• Festivals

TIFF 2022: “Causeway” with Jennifer Lawrence

Three-time Golden Globe winner Jennifer Lawrence returns to her indie roots in the upcoming drama Causeway, taking on roles both in front of and behind the camera as leading lady and producer.  More recently known for such mainstream fare as Silver Linings Playbook, The Hunger Games and X-Men franchises, American Hustle, Passengers, and Red Sparrow, Lawrence began her career in the critically acclaimed indie film Winter’s Bone, in 2011. That performance ignited her career, earning her both a Golden Globe win and an Oscar nomination, and establishing her as a viable leading lady in Hollywood.

Lawrence shines again in Causeway, a role far from anything remotely glamorous, which features her as Lynsey, a soldier who has sustained a traumatic brain injury in her tour in Afghanistan. Forced to return home to New Orleans, she grapples with life as a civilian, living with her mother while she eagerly awaits her eventual redeployment. 

She stars opposite Brian Tyree Henry (If Beale Street Could Talk, Atlanta) with a supporting cast that includes Linda Edmond, Samira Wiley and Jane Houdyshell. Making her feature film debut is theater director Lila Neugebauer with a script written by Luke Goebel, Ottessa Moshfegh, and Elizabeth Sanders.

 

At the Toronto Film Festival, the actors have assembled to discuss the movie. Lawrence says, “I identified [with the story]. I felt something in my gut when I read this. That kind of immediate, ‘We have to make this!’ And I identify with that feeling of trying to find your home and trying to find where you have purpose. I left home when I was 14 and my relationship with home has always been complicated,” she explains. “So that made me emotional.”

The central theme is about the relationship between Lynsey and a mechanic she meets, James (Henry), both of them wounded spirits suffering from their respective traumas. They become friends when they discover their shared experience with tragic events which changed their lives.

James’ life changed forever after a car accident resulted in the death of his nephew and the loss of his leg.

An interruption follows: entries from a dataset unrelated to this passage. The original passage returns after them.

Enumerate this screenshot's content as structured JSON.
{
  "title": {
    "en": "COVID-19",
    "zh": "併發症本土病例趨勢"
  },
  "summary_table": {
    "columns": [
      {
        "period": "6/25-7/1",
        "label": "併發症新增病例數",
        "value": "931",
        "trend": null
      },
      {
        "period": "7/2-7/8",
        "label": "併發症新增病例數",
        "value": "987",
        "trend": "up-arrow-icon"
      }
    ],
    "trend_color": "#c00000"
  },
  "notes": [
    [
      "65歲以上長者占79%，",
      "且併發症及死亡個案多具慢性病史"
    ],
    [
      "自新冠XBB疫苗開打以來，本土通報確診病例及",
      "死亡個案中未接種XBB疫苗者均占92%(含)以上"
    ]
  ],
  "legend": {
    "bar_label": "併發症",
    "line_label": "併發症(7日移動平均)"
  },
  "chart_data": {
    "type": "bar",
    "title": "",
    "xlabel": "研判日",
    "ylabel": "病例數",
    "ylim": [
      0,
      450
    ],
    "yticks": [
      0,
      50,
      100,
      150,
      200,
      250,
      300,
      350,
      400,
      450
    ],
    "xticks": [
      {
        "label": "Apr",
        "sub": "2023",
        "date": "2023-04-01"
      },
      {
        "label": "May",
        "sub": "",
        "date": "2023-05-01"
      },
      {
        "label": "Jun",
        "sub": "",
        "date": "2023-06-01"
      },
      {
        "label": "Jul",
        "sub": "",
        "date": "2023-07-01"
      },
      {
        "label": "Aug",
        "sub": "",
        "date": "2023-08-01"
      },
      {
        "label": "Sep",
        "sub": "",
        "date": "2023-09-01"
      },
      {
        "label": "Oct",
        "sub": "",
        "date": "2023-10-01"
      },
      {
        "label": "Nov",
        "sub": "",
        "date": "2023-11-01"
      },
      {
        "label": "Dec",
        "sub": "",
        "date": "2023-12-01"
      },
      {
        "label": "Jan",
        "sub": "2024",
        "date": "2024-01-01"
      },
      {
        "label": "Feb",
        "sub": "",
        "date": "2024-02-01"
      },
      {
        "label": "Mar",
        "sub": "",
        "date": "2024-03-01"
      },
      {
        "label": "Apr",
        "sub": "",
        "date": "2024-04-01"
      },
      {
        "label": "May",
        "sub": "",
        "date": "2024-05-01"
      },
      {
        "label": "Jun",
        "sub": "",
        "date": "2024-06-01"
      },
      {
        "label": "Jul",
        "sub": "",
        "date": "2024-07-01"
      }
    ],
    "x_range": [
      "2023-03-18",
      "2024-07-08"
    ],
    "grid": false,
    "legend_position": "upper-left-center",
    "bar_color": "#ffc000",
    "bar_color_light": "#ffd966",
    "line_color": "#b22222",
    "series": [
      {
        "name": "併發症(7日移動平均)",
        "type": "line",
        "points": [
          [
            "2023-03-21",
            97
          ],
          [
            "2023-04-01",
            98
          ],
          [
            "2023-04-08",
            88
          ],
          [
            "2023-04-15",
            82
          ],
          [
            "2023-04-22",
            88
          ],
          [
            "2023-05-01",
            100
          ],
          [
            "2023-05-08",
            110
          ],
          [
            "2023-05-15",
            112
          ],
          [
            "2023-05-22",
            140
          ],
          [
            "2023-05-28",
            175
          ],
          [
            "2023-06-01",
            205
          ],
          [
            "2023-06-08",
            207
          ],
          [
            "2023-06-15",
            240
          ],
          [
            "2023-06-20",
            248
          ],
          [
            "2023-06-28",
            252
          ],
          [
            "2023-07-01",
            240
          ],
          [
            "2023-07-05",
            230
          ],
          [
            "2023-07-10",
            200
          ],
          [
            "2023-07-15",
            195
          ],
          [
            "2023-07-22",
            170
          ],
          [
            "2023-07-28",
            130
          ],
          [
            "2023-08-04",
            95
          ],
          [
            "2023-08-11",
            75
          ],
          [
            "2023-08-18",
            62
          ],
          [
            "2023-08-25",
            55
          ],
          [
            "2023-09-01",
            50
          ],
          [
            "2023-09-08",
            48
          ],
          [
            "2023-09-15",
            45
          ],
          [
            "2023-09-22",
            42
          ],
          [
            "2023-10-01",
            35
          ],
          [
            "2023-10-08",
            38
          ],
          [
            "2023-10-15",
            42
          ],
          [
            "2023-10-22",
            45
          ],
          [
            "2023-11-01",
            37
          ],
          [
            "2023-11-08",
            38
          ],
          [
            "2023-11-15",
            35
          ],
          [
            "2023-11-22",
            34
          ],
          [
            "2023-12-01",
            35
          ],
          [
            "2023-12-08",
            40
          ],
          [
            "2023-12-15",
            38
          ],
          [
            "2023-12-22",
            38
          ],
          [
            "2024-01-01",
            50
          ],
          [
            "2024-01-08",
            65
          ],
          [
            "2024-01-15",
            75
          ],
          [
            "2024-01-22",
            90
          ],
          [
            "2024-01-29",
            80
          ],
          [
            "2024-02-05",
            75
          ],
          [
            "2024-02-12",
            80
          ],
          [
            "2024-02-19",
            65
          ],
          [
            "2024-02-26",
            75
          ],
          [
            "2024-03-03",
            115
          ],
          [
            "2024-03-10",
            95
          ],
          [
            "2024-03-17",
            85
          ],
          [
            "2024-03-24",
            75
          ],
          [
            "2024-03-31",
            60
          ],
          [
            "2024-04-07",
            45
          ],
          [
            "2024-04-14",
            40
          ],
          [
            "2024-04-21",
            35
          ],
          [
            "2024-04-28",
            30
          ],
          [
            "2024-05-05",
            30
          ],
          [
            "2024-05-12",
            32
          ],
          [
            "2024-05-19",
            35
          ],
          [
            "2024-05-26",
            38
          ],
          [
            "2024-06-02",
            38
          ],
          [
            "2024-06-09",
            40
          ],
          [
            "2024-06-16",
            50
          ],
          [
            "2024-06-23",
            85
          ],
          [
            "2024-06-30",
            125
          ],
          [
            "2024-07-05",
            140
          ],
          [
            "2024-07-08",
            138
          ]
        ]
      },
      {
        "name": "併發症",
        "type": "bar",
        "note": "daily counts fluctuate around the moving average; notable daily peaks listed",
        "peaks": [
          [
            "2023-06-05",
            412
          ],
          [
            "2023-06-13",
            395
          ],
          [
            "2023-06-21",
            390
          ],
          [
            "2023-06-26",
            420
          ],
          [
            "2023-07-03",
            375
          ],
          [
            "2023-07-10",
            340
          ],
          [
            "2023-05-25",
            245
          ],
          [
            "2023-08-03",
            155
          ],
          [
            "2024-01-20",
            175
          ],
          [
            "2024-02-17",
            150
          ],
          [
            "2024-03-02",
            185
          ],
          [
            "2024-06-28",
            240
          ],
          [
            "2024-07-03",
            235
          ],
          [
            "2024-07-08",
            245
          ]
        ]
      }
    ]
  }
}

Henry says of the film, “We got to go back and kind of peel back the layers of who these characters were and what their lives were. A lot of this movie reflected a lot of personal things going on. I’ve been navigating trauma for a long time in my life with the loss of my mother. Today is her birthday, which is crazy,” he says, shaking his head. “We tend to think that most of the things that we feel or things that we’ve lost become disabilities and they’re not.”

Naturally, Neugebauer spent a lot of time researching trauma. “It was apparent to me from the outset that I would not and could not make this film without consulting meaningfully with medical experts in the field of traumatic brain injury,” she explains. “I had the remarkable opportunity to talk at great length and consult at great length with neurologists and occupational physiotherapists. Jen and I spent a transformative day at the VA [Veterans Administration] in New York, called New York Harbor Health. And we also spent a great deal of time at the New Orleans VA. The physiotherapist and occupational therapist there equipped us with key insights that informed our physical work and the rehabilitation photography in the film,” she notes. “It sounds so hyperbolic but it really was life-changing.”

 

Producer Justine Polsky, who has worked with Lawrence for many years as an assistant on such movies as Silver Linings Playbook, Xmen: Days of Future Past, Serena, American Hustle and the Hunger Games says, “I think for Jen, it’s been a minute since she has been in such a stripped down, internal mode. It was so exciting to think about seeing Jen move in this space again and do a true character piece.”